Certe notti mi perseguitano, la notte successiva e’ ombra della precedente e il giorno veste di fantasma velo che non permette visione mirata ed e’ vagare con eccesso di lentezza e fiacca circospezione.
Il coro e’ meraviglioso contrappunto che non mi stanco d’ascoltare e fuggendo s’avvicina in ellittico movimento che riconosco familiare e ambito.

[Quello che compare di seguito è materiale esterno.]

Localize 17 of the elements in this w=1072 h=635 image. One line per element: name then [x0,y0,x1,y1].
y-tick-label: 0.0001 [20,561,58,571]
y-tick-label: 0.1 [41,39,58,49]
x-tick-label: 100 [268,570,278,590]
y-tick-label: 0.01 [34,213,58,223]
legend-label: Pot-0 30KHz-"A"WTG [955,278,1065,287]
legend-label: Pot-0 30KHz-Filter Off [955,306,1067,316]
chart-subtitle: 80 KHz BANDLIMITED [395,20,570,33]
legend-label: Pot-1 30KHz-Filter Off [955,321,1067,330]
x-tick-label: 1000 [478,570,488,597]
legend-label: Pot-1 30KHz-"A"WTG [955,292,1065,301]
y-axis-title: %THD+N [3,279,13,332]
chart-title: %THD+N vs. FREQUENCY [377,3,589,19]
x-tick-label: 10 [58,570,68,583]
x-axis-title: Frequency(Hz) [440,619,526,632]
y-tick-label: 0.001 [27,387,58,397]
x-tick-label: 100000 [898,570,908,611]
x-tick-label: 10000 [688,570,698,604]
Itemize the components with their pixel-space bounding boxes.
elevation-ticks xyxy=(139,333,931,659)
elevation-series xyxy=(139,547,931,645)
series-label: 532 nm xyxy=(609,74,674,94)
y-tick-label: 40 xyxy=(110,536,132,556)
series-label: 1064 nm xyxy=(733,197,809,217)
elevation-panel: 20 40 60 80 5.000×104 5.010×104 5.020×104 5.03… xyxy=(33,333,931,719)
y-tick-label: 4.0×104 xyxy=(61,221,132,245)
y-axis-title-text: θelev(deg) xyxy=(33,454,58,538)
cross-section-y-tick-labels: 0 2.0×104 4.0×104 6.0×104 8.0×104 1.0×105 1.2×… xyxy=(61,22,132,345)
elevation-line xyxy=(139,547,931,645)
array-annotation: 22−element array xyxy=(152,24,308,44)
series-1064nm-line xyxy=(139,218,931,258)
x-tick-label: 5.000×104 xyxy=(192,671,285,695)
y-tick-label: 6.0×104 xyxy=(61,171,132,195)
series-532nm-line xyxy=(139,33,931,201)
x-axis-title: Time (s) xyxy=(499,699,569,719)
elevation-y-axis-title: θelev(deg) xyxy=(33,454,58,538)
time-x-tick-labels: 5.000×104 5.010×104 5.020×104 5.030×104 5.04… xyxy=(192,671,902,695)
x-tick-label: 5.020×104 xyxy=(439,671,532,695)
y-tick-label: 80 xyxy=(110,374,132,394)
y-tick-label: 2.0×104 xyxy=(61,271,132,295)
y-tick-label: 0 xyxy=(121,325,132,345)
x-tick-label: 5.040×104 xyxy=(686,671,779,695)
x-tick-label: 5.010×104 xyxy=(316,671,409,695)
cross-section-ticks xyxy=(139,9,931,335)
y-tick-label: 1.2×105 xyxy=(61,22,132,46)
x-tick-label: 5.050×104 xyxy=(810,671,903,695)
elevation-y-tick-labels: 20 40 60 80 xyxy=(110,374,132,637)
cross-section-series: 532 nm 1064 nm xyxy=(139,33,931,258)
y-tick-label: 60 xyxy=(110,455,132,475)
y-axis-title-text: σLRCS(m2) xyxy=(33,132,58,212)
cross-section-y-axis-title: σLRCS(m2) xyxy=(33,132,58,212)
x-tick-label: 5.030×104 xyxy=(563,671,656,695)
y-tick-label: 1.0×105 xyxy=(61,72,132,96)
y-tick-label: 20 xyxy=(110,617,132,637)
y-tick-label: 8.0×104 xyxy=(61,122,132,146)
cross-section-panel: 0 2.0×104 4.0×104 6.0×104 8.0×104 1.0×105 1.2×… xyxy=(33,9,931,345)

Vorrei inserirmi in quel coro ma non c’e’ spazio per parole che non ho scritto, che non so pronunciare, tantomeno cantare ed eccomi fuori luogo, fuori contesto, spaesato, triste inutile scudo di delusioni e promesse disattese.
Voce sorridente sentenzia che non sono dove dovrei essere e vorrei tanto che quel sorriso non divenga beffardo ma non posso farci nulla, trascende la volonta’ sopportando imprecazione incastrata nello stomaco, acida, inutile, cattiva polemica, sterile come reazione ad evento distante milioni di parsec, altra galassia, altro spazio, altre canzoni, altri pensieri.
E cosi’ staziono sullo stretto marciapiede delle notti che vivo, lunghissima striscia quasi a togliere un grado di movimento ma posso cadere girandomi, ignorando piroetto ma e’ posa nemmeno divertente, sottilmente necessaria perche’ andare sta divenendo facile anche senza un motivo.
Rispondo allora con ghigno selvatico, tanto che importa se avanti e indietro e’ baratro, destra e sinistra solo noia, basso noiosa salvezza ma in alto ancora potrebbe esserci qualcosa non molto distante da un balzo che invero non compio senza neppure un perche’ preciso e definito.
Ora no, ora inesplicabile tristezza mi ancora vicino e lontano, vicino al cemento, lontano dalla tautologica essenza dell’esistere che da qualche parte ancora si nasconde, forse laddove giuro e spergiuro di aver gia’ guardato, di aver gia’ parlato, di aver gia’ osato.